Rating:  Summary: A beautifully written, satisfying read for Anglophiles! Review: This novel is a wonderful glimpse of the vanishing world of the Anglo-Irish. It is the story of Molly Hassard, who grows up first at Fern Hill, a beautiful but slowly decaying dower hose, and then at Dromore, her uncle's island estate, to which Fern Hill belongs. Molly and her more privileged cousin Sophie are forced as they grow older to make choices between the romantic genteel poverty of the Anglo-Irish lifestyle in which they were raised and the comfort, prosperity and hard practicalities represented by life in London. Because they are women, and it is the 1950's and 60's, their choices are really about they men they choose to marry. Annabel Davis-Goff writes tenderly and evocatively about a disappearing way of life.

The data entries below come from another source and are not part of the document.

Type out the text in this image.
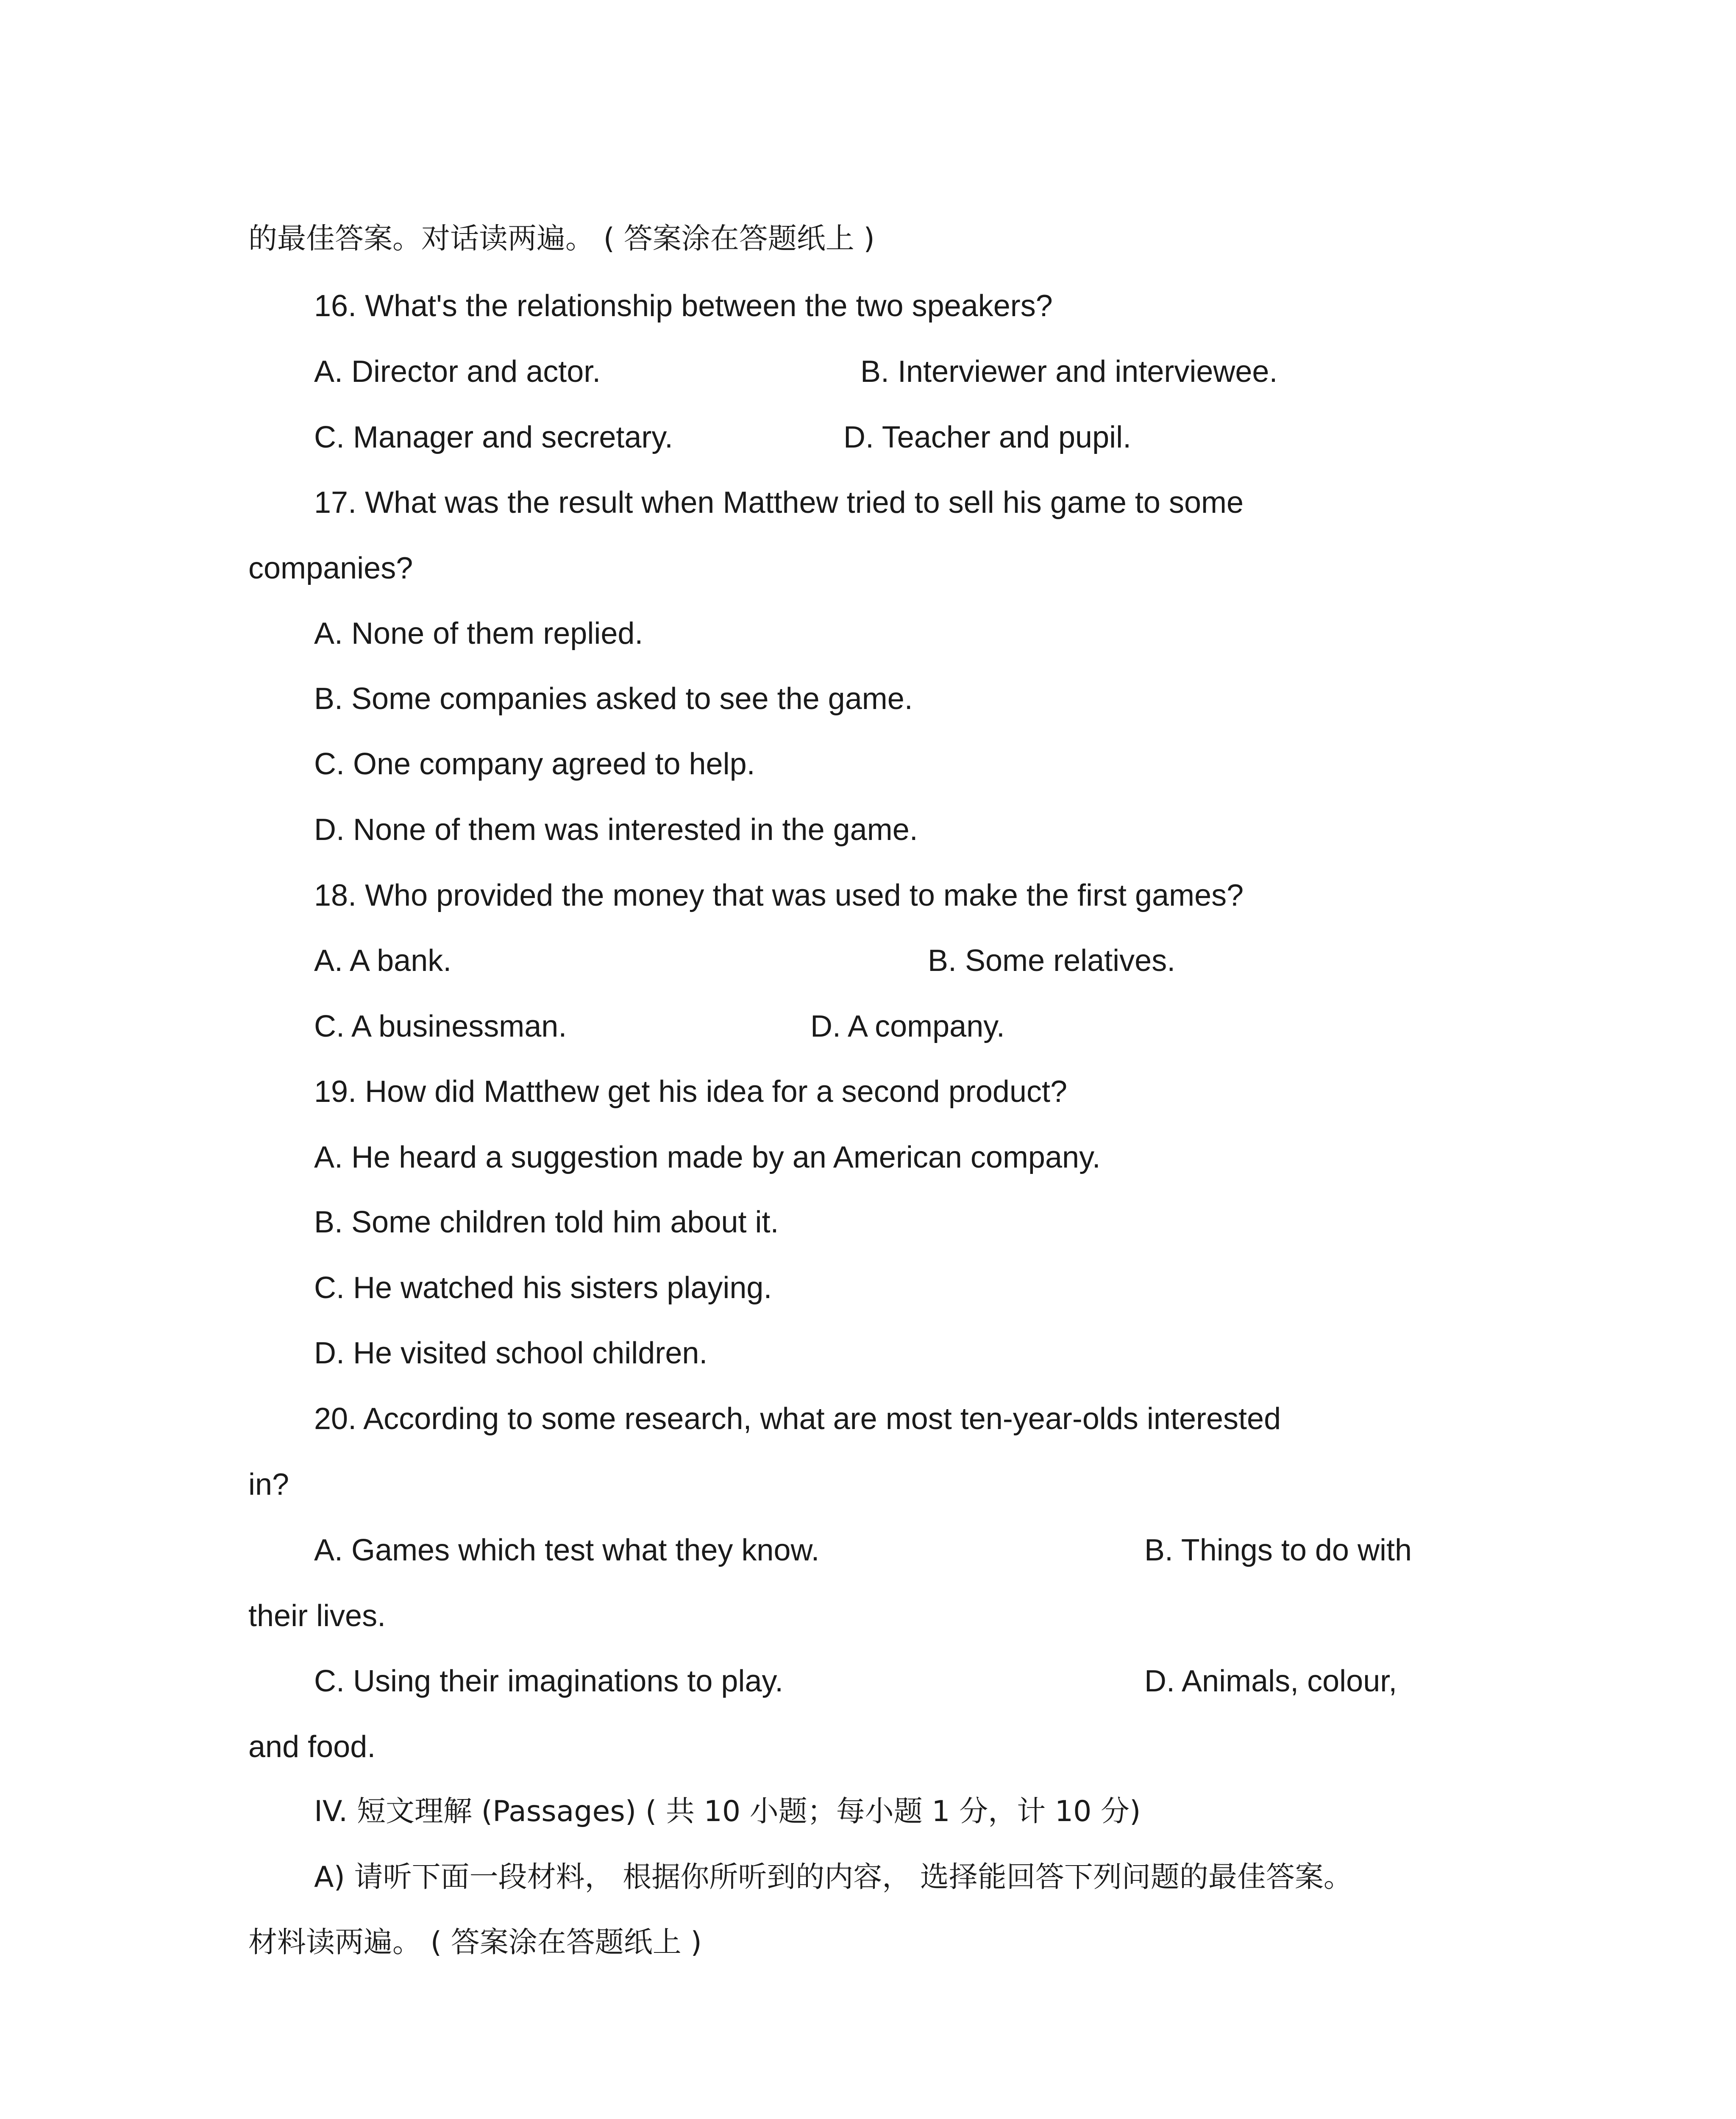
的最佳答案。对话读两遍。 ( 答案涂在答题纸上 )
16. What's the relationship between the two speakers?
A. Director and actor.	B. Interviewer and interviewee.
C. Manager and secretary.	D. Teacher and pupil.
17. What was the result when Matthew tried to sell his game to some
companies?
A. None of them replied.
B. Some companies asked to see the game.
C. One company agreed to help.
D. None of them was interested in the game.
18. Who provided the money that was used to make the first games?
A. A bank.	B. Some relatives.
C. A businessman.	D. A company.
19. How did Matthew get his idea for a second product?
A. He heard a suggestion made by an American company.
B. Some children told him about it.
C. He watched his sisters playing.
D. He visited school children.
20. According to some research, what are most ten-year-olds interested
in?
A. Games which test what they know.	B. Things to do with
their lives.
C. Using their imaginations to play.	D. Animals, colour,
and food.
IV. 短文理解 (Passages) ( 共 10 小题；每小题 1 分，计 10 分)
A) 请听下面一段材料， 根据你所听到的内容， 选择能回答下列问题的最佳答案。
材料读两遍。 ( 答案涂在答题纸上 )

One of the best things about this book is that Molly is completely aware that her childhood belongs to a past that will never be recovered, and she, like the reader, is enchanted by all of it -- the houses and the way they were run, the gardens, the parties, the local characters, and perhaps most of all, the proud and impractical Anglo-Irish themselves, represented most vividly by Molly's father, Tibby, and her aunt Belinda, and embodied in Molly's eyes in Desmond Paget. If you like novels of England-between-the-wars (e.g., Angela Thirkell), England-during-WWII (e.g., Elizabeth Jane Howard's "Cazalet Chronicles"), and England-after-the-war through the 60's and 70's (e.g. Rosamunde Pilcher), you will enjoy this well-written, moving book. I liked it so well that I have ordered Davis-Goff's memoir, "Walled Gardens: Scenes from an Anglo-Irish Childhood," from Amazon.co.uk (it's out-of-print in the US).